Air France criticized by the BEA for non-compliance with protocols during in-flight incidents

by time news

The report is harsh. The Bureau of Investigation and Analysis (BEA), the French authority responsible for investigating aircraft accidents, underlines in a report published on Tuesday the recurrence of incidents during which the safety rules were ignored by crews from Air France. This report is concerned about “a certain culture established among some Air France crews which favors a tendency to underestimate the contribution of a strict application of procedures for safety” and calls on the French airline to “return compliance with procedures at the center of the company’s safety culture”.

The BEA relies on an incident that occurred on December 31, 2020 during a flight between Brazzaville (Congo) and Paris on board an Airbus A330. A fuel leak detected at cruising altitude led the crew to divert to N’Djamena airport (Chad) but without observing the “Fuel Leak” safety procedure which provides for the engine to be cut off on the side of the leak .

“The engine shutdown (…) was deliberately omitted by the crew,” observes the report. “This decision thus created a significant risk of fire and led to a significant reduction in the safety margin of the flight, the fire having been avoided by chance”, continues the BEA.

An audit in a few months

While the organization emphasizes the “extremely limited” number of Air France flights giving rise to investigations, it says it has observed “through a certain number of recent investigations (…) that the crews concerned had been able (…) free to carry out certain procedures in a compliant manner”. The BEA cites, for example, a double incident on March 28 and 30, 2017 during which the same crew climbed too quickly in flight.

On September 12, 2020, an Airbus A318 “exempted operational procedures in order to achieve a rapid arrival on the runway at Paris-Orly”. “During the final approach, the crew had very few resources to deal with a possible unforeseen event”, insists the BEA.

The investigation office wonders about certain sentences appearing in the Air France pilots’ operations manual such as: “knows how to deviate from the procedures in consultation with the crew when safety requires it” or “improvises in the face of ‘unpredictable to obtain the safest result’. “The BEA considers that Air France should put respect for procedures back at the center of the company’s safety culture,” advises the investigation office.

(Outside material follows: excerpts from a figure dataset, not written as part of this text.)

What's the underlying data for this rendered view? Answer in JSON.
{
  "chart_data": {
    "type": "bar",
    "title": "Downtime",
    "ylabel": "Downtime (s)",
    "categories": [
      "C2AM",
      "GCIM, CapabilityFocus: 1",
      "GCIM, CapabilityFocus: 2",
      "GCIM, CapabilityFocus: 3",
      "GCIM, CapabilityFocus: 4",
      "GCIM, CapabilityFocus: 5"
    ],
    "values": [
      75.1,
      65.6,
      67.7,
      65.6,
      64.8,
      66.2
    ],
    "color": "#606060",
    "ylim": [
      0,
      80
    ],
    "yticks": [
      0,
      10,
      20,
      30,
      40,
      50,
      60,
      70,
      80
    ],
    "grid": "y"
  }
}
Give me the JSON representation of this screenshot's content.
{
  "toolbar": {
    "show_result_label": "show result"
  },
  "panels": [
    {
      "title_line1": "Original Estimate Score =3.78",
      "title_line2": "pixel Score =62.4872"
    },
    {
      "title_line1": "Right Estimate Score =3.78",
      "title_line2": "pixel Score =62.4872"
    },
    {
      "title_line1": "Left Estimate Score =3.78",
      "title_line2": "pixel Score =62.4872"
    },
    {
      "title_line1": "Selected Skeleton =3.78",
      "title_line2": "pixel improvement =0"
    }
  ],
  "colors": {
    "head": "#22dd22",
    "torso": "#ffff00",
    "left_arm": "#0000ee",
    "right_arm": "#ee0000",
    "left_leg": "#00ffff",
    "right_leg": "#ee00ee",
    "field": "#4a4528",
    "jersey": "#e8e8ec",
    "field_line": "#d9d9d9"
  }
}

Air France assured that it had taken into account all the recommendations of the report, specifying that some had already been implemented. The company undertakes, for example, to “provide pilots with tools allowing them to replay and analyze their flights”, as recommended by the BEA. Air France also states that an audit will be initiated within a few months “within the whole of the company” in order to “complete, if necessary, certain analyzes of this report”.